Euro-2024: La France brise la malédiction des tirs au but et file en demi-finale

Théo Hernandez à Hamburg le 5 juillet 2024 (FRANCK FIFE)
Théo Hernandez à Hamburg le 5 juillet 2024 (FRANCK FIFE)

Les Bleus ont vaincu la malédiction. Après trois échecs d'affilée aux tirs au but dans un grand tournoi, l'équipe de France a réussi à écarter le Portugal de Cristiano Ronaldo, son premier adversaire d'envergure à l'Euro (0-0 a.p. 5 t.a.b. à 3), pour se hisser en demi-finales, vendredi à Hambourg.

Les Tricolores restaient sur trois déconvenues majeures dans cet exercice, en finale des Coupes du monde 2006 et 2022 et en 8e de finale de l'Euro-2021. Mais ils sont enfin parvenus à briser ce cycle infernal pour poursuivre leur aventure en Allemagne.

C'est le malheureux Joao Felix qui a vu sa tentative repoussée par le poteau de Mike Maignan, propulsant les Bleus dans le dernier carré.

Les vice-champions du monde ont désormais rendez-vous avec l'Espagne, mardi à Munich, pour un choc qui s'annonce de toute beauté entre l'impériale défense française et l'attaque tout feu tout flamme de la Roja.

Certes, les Bleus ont encore étalé leurs lacunes dans l'animation offensive mais ils ont une nouvelle fois misé sur leur arrière-garde de fer pour s'éviter une sortie par la petite porte.

Ce succès français acte le crépuscule de Cristiano Ronaldo dont l'avenir international s'annonce flou à 39 ans. CR7 rêvait d'un deuxième titre continental, huit après celui conquis au Stade de France contre les hommes de Didier Deschamps. Mais il a paru dépassé et sans influence et quitte son sixième Euro sans avoir inscrit le moindre but.
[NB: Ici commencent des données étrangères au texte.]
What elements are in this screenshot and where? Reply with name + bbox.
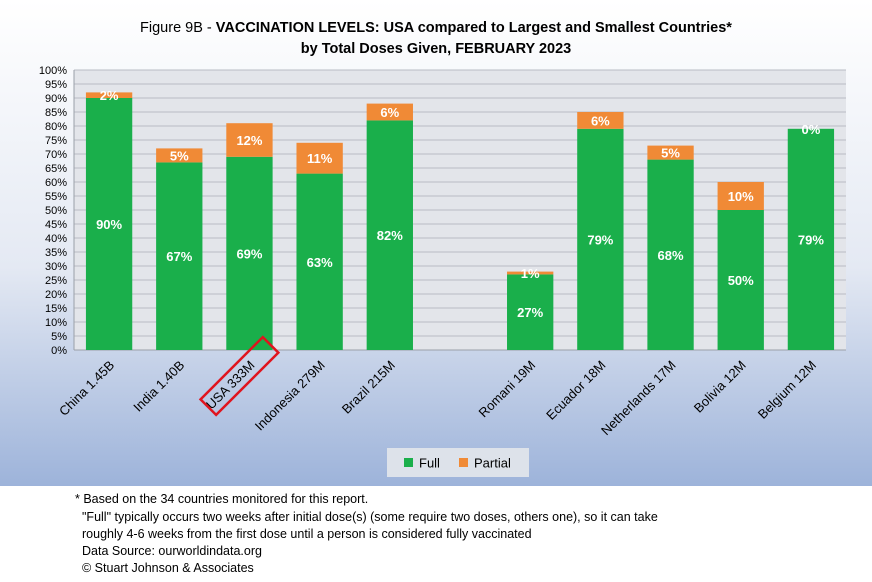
footnote-line2: roughly 4-6 weeks from the first dose un…: [82, 527, 532, 541]
data-label-partial: 0%: [802, 122, 821, 137]
bar-partial: [507, 271, 554, 275]
data-label-full: 27%: [517, 305, 543, 320]
data-label-full: 90%: [96, 217, 122, 232]
bar-full: [296, 173, 343, 350]
y-tick-label: 85%: [45, 107, 67, 119]
gridlines: [73, 69, 846, 351]
y-tick-label: 75%: [45, 135, 67, 147]
footnote-copyright: © Stuart Johnson & Associates: [82, 561, 254, 575]
data-label-partial: 11%: [307, 151, 333, 166]
y-tick-label: 90%: [45, 93, 67, 105]
chart-area: Figure 9B - VACCINATION LEVELS: USA comp…: [0, 0, 872, 486]
data-label-full: 50%: [728, 273, 754, 288]
y-tick-label: 25%: [45, 275, 67, 287]
y-tick-label: 80%: [45, 121, 67, 133]
data-label-partial: 6%: [380, 105, 399, 120]
y-tick-label: 60%: [45, 177, 67, 189]
y-tick-label: 40%: [45, 233, 67, 245]
bar-partial: [717, 182, 764, 210]
legend-partial-label: Partial: [474, 456, 511, 471]
footnote-source: Data Source: ourworldindata.org: [82, 544, 262, 558]
footnote-line1: "Full" typically occurs two weeks after …: [82, 510, 658, 524]
y-tick-label: 5%: [51, 331, 67, 343]
bar-full: [226, 156, 273, 350]
bar-partial: [577, 112, 624, 129]
y-tick-label: 45%: [45, 219, 67, 231]
vaccination-chart: Figure 9B - VACCINATION LEVELS: USA comp…: [0, 0, 872, 486]
bar-full: [717, 210, 764, 350]
bar-partial: [296, 142, 343, 174]
bar-full: [787, 128, 835, 350]
y-axis-ticks: 0% 5% 10% 15% 20% 25% 30% 35% 40% 45% 50% 55% 60% 65%…: [39, 65, 67, 357]
y-tick-label: 35%: [45, 247, 67, 259]
footnotes: * Based on the 34 countries monitored fo…: [0, 486, 872, 582]
bars: 90% 2% 67% 5% 69% 12% 63% 11% 82% 6% 27% 1% 79% 6% 68%…: [85, 88, 835, 351]
bar-full: [577, 128, 624, 350]
data-label-partial: 12%: [236, 133, 262, 148]
y-tick-label: 30%: [45, 261, 67, 273]
chart-title-line2: by Total Doses Given, FEBRUARY 2023: [301, 41, 571, 57]
bar-full: [366, 120, 413, 351]
y-tick-label: 10%: [45, 317, 67, 329]
bar-full: [647, 159, 694, 350]
data-label-partial: 10%: [728, 189, 754, 204]
footnote-asterisk: * Based on the 34 countries monitored fo…: [75, 492, 369, 506]
legend-full-swatch: [404, 458, 413, 467]
data-label-full: 68%: [658, 248, 684, 263]
bar-partial: [366, 103, 413, 121]
data-label-full: 79%: [798, 232, 824, 247]
bar-full: [85, 98, 133, 350]
legend-full-label: Full: [419, 456, 440, 471]
y-tick-label: 50%: [45, 205, 67, 217]
data-label-full: 69%: [236, 246, 262, 261]
y-tick-label: 20%: [45, 289, 67, 301]
legend: Full Partial: [387, 448, 529, 477]
data-label-partial: 5%: [170, 148, 189, 163]
bar-partial: [226, 123, 273, 157]
bar-full: [507, 274, 554, 350]
y-tick-label: 100%: [39, 65, 67, 77]
y-tick-label: 65%: [45, 163, 67, 175]
data-label-full: 67%: [166, 249, 192, 264]
data-label-partial: 1%: [521, 266, 540, 281]
bar-partial: [85, 92, 133, 98]
usa-highlight-box: [198, 335, 281, 417]
legend-partial-swatch: [459, 458, 468, 467]
y-tick-label: 15%: [45, 303, 67, 315]
bar-partial: [647, 145, 694, 160]
y-tick-label: 0%: [51, 345, 67, 357]
y-tick-label: 95%: [45, 79, 67, 91]
data-label-partial: 5%: [661, 146, 680, 161]
data-label-full: 63%: [307, 255, 333, 270]
bar-partial: [156, 148, 203, 163]
data-label-full: 79%: [587, 232, 613, 247]
bar-full: [156, 162, 203, 350]
data-label-partial: 2%: [100, 88, 119, 103]
data-label-full: 82%: [377, 228, 403, 243]
y-tick-label: 70%: [45, 149, 67, 161]
y-tick-label: 55%: [45, 191, 67, 203]
chart-title-line1: Figure 9B - VACCINATION LEVELS: USA comp…: [140, 20, 732, 36]
data-label-partial: 6%: [591, 113, 610, 128]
Cette qualification est en revanche une bouffée d'oxygène pour le sélectionneur français. Sous contrat jusqu'en 2026, le technicien de 55 ans aurait sans doute connu quelques turbulences en cas d'élimination prématurée en quart de finale, surtout après autant de prestations ternes. Mais il a de nouveau démontré qu'il était l'homme des grandes compétitions même si le style de son équipe fait régulièrement l'objet de critiques.

- Mbappé inquiétant -

Dans quatre jours contre l'Espagne, Deschamps aura l'occasion d'offrir une quatrième finale en cinq tournois à la France, une permanence dans les hautes sphères du football international qui a de quoi forcer le respect.

Il va surtout espérer que cet affrontement inspirera un peu plus son capitaine Kylian Mbappé, auteur d'une performance inquiétante, une très mauvaise habitude depuis le début de l'Euro. Avant de rejoindre le Real Madrid, la superstar des Bleus aura sans doute à coeur de jouer un mauvais tour à son futur pays d'adoption.
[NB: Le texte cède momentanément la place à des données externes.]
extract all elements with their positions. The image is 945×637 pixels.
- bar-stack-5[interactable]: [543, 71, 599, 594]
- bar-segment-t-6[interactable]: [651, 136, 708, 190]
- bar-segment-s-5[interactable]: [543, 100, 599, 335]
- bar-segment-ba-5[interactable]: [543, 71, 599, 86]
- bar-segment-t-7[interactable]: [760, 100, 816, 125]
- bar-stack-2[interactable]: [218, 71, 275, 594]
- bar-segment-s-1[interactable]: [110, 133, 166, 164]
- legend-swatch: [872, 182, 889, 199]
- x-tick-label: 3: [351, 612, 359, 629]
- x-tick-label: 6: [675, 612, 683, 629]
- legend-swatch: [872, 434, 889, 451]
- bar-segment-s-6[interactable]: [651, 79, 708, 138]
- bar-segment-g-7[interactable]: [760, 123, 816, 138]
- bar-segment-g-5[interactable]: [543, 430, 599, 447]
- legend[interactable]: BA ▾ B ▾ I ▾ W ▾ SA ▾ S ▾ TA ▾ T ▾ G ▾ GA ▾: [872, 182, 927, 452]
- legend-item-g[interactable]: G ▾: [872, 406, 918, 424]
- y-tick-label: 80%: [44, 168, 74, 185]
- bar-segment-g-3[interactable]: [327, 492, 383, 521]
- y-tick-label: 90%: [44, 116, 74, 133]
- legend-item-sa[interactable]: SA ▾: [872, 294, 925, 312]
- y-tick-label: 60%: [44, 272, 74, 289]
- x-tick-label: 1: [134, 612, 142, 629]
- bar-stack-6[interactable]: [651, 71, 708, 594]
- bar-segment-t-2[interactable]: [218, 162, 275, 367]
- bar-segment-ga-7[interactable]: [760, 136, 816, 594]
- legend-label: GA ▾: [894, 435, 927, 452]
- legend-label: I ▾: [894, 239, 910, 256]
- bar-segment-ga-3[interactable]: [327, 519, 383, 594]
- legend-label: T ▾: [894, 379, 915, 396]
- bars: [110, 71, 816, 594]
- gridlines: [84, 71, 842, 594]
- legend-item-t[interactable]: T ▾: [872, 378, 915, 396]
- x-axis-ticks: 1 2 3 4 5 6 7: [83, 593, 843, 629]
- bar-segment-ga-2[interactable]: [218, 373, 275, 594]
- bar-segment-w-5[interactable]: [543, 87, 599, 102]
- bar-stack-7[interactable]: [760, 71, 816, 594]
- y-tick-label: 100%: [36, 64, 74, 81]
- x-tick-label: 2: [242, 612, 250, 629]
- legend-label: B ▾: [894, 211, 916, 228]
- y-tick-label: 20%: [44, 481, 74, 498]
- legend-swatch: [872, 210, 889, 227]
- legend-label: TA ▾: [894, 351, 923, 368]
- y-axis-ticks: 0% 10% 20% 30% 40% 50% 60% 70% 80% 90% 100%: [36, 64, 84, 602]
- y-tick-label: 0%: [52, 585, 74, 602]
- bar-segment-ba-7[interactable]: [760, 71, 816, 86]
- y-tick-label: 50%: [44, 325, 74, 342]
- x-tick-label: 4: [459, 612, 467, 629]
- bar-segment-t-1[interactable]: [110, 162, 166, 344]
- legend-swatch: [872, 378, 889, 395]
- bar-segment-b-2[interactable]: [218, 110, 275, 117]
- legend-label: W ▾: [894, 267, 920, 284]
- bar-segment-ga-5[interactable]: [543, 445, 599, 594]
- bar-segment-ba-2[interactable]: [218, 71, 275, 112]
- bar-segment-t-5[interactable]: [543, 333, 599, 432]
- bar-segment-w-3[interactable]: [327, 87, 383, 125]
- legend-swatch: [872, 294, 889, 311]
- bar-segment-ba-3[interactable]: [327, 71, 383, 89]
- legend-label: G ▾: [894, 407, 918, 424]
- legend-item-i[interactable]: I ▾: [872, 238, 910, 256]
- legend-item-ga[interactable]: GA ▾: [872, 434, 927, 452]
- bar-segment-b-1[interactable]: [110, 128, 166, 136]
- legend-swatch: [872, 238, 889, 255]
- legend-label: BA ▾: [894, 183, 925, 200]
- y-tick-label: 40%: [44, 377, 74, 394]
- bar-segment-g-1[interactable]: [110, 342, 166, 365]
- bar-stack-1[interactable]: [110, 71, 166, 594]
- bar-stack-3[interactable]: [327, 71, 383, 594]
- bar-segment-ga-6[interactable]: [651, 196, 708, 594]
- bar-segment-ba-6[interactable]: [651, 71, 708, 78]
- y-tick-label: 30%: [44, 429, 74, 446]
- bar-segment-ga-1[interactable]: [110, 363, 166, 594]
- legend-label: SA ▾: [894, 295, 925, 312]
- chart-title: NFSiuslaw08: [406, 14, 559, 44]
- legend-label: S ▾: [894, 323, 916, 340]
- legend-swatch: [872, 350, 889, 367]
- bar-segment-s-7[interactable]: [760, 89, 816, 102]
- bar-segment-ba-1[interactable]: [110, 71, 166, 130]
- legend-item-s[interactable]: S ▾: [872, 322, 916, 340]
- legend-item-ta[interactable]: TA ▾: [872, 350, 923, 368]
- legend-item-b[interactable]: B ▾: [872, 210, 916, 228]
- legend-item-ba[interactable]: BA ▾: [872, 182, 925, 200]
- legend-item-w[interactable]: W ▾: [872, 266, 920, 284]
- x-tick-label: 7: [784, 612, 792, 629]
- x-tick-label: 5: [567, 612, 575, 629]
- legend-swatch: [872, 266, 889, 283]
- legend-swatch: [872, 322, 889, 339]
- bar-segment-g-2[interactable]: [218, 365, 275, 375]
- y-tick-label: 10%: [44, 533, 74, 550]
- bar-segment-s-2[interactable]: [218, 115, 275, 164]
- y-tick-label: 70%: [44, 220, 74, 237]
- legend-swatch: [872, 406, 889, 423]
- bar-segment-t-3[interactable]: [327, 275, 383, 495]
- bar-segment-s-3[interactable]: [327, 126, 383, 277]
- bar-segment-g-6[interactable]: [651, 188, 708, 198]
Mbappé savait que le rendez-vous face au Portugal de Ronaldo ne serait pas comme les autres. Opposé à l'idole de son enfance, il n'a pourtant pas été à la hauteur de l’évènement et est encore apparu emprunté, incapable de faire de grosses différences balle au pied.

Le capitaine, qui a connu une fin de saison chaotique au PSG, une préparation gâchée par des pépins (dos, genou) puis une fracture du nez en début d'Euro, n'a pas réussi à s'extraire de sa torpeur et a laissé tout le monde sur sa faim.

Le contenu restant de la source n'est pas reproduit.